Shooting From The Hip
By Adam Sturrock
Director: Dan Gilroy
Writer: Dan Gilroy
Cast: Jake Gyllenhaal, Rene Russo, Riz Ahmed, Bill Paxton
Nightcrawler isn’t a super-polished film, in fact, it makes you feel grubby. It is dark and twisted. It sinks into every nook and cranny of your mind and makes you want to scrub your hands of any of its residue. But something compelling lingers. This is one of the most fun I’ve had watching a film this year and it is a home run for the debut director, Dan Gilroy and his centre-piece, Jake Gyllenhaal.
Louis Bloom (Gyllenhaal) is somewhat hard to pin down. He is determined, hard-working and everything that comes out of his mouth seems to have been taken out of a self help book. But he believes it. There is something charming about the way he confidently states his goals in becoming successful; no obstacle seems to be a problem in getting to the top, that much is true later on in the film. But beneath that unwavering smile and the gleaming eyes seems something fake and shallow, nothing genuine exists beyond his glazed gaze – almost Patrick Bateman-like.
Louis is truly a slimy character, it oozes from his pores, derived from the gel that slicks his hair back. It comes as no surprise that he is out of work and peerless but after a coincidental meeting with freelance video journalist, Joe Loder (Paxton), Louis becomes a nightcrawler, a lens for hire; filming the dead and the wounded for the local news station run by Nina (Russo).
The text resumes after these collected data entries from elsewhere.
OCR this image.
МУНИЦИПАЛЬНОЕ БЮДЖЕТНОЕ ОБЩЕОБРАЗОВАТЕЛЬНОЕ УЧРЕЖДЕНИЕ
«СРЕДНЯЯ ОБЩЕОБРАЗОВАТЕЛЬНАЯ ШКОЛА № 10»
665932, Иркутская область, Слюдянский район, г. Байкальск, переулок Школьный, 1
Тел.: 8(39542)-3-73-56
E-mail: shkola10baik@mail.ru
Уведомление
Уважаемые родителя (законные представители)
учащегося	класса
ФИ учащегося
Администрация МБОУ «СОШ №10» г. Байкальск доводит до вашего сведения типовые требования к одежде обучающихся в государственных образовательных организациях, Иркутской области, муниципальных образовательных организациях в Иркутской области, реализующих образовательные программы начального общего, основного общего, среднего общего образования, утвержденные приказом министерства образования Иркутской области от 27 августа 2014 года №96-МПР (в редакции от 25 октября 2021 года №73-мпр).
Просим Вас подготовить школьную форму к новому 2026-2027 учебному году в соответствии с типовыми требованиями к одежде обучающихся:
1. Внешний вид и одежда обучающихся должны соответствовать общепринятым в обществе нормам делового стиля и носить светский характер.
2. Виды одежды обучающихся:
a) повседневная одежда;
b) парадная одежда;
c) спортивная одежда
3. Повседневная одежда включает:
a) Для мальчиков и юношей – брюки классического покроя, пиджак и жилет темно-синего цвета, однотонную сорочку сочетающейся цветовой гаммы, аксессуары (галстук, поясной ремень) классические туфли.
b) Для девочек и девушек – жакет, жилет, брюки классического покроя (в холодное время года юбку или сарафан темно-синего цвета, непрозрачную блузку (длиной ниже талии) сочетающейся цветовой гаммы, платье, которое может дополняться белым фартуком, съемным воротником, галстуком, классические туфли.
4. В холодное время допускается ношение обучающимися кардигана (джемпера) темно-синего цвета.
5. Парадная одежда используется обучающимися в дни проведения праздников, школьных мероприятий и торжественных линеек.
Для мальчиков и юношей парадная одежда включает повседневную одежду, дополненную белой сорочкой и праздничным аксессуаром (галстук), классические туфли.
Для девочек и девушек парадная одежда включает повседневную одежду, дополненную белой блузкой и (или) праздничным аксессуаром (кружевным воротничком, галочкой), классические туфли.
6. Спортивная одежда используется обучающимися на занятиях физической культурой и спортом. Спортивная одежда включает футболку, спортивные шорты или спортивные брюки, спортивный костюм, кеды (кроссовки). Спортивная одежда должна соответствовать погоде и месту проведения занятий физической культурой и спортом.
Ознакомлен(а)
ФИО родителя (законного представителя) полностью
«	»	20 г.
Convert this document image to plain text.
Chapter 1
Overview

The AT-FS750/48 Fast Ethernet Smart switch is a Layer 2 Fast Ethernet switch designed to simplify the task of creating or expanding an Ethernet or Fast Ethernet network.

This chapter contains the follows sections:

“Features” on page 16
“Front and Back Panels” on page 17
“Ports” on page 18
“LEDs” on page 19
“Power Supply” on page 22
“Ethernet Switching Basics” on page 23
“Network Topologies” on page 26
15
It quickly becomes apparent as to how morally uncaring the main characters are. In one particular instance, rather than seem distressed by a horrible accident, one news company gloats to the other that they got the “money shot”. In another instance, when questioned about his ethics, Louis continues to talk about how he is improving his framing and lighting of victims rather than seem worried – even when he willing to move about car crash victims in order to get that better footage for the news channel, something seems off.
In truth, there isn’t really a typical character arc in the film. There wasn’t a point in which Louis or Nina for example, go from being do gooders to immoral people; they were always in the morally gray areas. Because of this, there are very few boundaries to prevent the characters from going anywhere in the film and it becomes unsettling to see how far they will go. The film eventually asks the question: what does it say about us, as a society, that we allow and even encourage, people like Louis to succeed?
The media, again, receive a bit of a beating up specifically in this film. The news company featured in the film is seen as callous, driving up fear of minorities in affluent neighborhoods. Black on black crime is ignored, but Nina’s mantra of “white woman running down the street with her throat cut” is peddled as far as it can go. Does it suggest that this is a case of supply and demand? Are we as audiences looking for the most fear-mongering and thrilling news as possible? Maybe. The blood lust and racial blanket stereotyping must come from somewhere. A cursory look at most American tv shows definitely doesn’t put down any of the accusations.
A deeply uncomfortable piece of bubbling commentary, Nightcrawler sinks its claws in and refuses to let go at all costs. It deliberately over plays the creepy aspects of the script and only fails at the end where uneven pacing slows down its bloody amazing acting.